Ini pun dapat kita pahamkan, sebagaimana dikemukakan oleh setengah ahli tafsir. Kata mereka bagi menguatkan bahwa itu belum surga yang dijanjikan di hari depan ialah karena di surga yang disebutkan ini masih ada lagi makanan yang dilarang memakannya, sebagaimana dapat kita lihat pada ayat-ayat yang menyatakan sifat-sifat dan keadaan surga; bahkan khamr yang istimewa dari pabrik surge pun boleh diminum di sana. Yang kedua, kalau itu sudah surga yang dijanjikan, tidaklah mungkin ruh jahat sebagaimana iblis itu dapat masuk ke dalamnya.
Maka, mengaji di mana letak jannah itu, jannah duniakah atau jannah yang telah dijanjikan, demikianlah halnya, menunjukkan betapa bebasnya ulama-ulama dahulu berpikir. Dan kita tidak mendapat alasan kuat pula buat mengatakan bahwa yang satu lebih kuat dari yang lain.
Sebagai kunci dari sabda-sabda mengenai Adam dan istrinya ini, berfirmanlah Tuhan selanjutnya,
Ayat 39
“Dan orang-orang yang kafir, dan mendustakan ayat-ayat Kami."

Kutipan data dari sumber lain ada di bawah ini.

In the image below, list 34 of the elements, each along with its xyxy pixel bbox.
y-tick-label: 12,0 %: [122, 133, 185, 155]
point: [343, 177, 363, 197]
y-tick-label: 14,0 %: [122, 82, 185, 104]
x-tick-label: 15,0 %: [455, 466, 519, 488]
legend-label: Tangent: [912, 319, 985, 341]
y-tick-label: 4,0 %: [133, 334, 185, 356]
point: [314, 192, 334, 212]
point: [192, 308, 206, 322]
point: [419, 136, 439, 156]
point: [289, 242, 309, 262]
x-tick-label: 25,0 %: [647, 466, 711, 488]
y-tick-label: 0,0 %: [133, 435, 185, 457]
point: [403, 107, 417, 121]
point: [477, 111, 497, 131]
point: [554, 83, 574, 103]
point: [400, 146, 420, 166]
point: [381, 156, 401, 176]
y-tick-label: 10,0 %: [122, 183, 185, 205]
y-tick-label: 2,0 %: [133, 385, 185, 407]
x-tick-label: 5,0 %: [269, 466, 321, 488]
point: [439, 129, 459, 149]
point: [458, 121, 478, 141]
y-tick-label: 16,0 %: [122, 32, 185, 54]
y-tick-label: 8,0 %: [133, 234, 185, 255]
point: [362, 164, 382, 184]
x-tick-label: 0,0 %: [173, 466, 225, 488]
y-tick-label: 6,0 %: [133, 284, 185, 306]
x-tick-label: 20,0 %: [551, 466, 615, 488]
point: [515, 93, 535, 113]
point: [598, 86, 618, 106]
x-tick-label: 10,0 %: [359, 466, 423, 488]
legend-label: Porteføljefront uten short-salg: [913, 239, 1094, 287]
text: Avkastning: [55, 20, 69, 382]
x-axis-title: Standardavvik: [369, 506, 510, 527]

Yaitu, yang tidak mau memedulikan pesan-pesan yang telah diberikan Allah kepada Adam dan istrinya seketika mereka dilepas dari Jannah itu ke dalam dunia ini sehingga orang-orang itu jatuh ke dalam perangkap setan Iblis yang menjadi musuhnya turun-temurun.
“Mereka itulah penghuni neraka, yang mereka di dalamnya akan kekal."
Dengan ayat ini sebagai pengunci kisah, terbentanglah di hadapan kita suatu petunjuk bahwa kita tidak akan berhenti berjihad, bersungguh-sungguh, bekerja keras, bersemangat di dalam dunia ini. Kita sebagai turunan Adam telah diangkat menjadi khalifah Allah, menyambung tugas nenek moyang kita. Dan kita menghadapi satu kenyataan, yaitu di dalam melaksanakan tugas itu kita selalu diganggu dan diperdayakan oleh setan Iblis.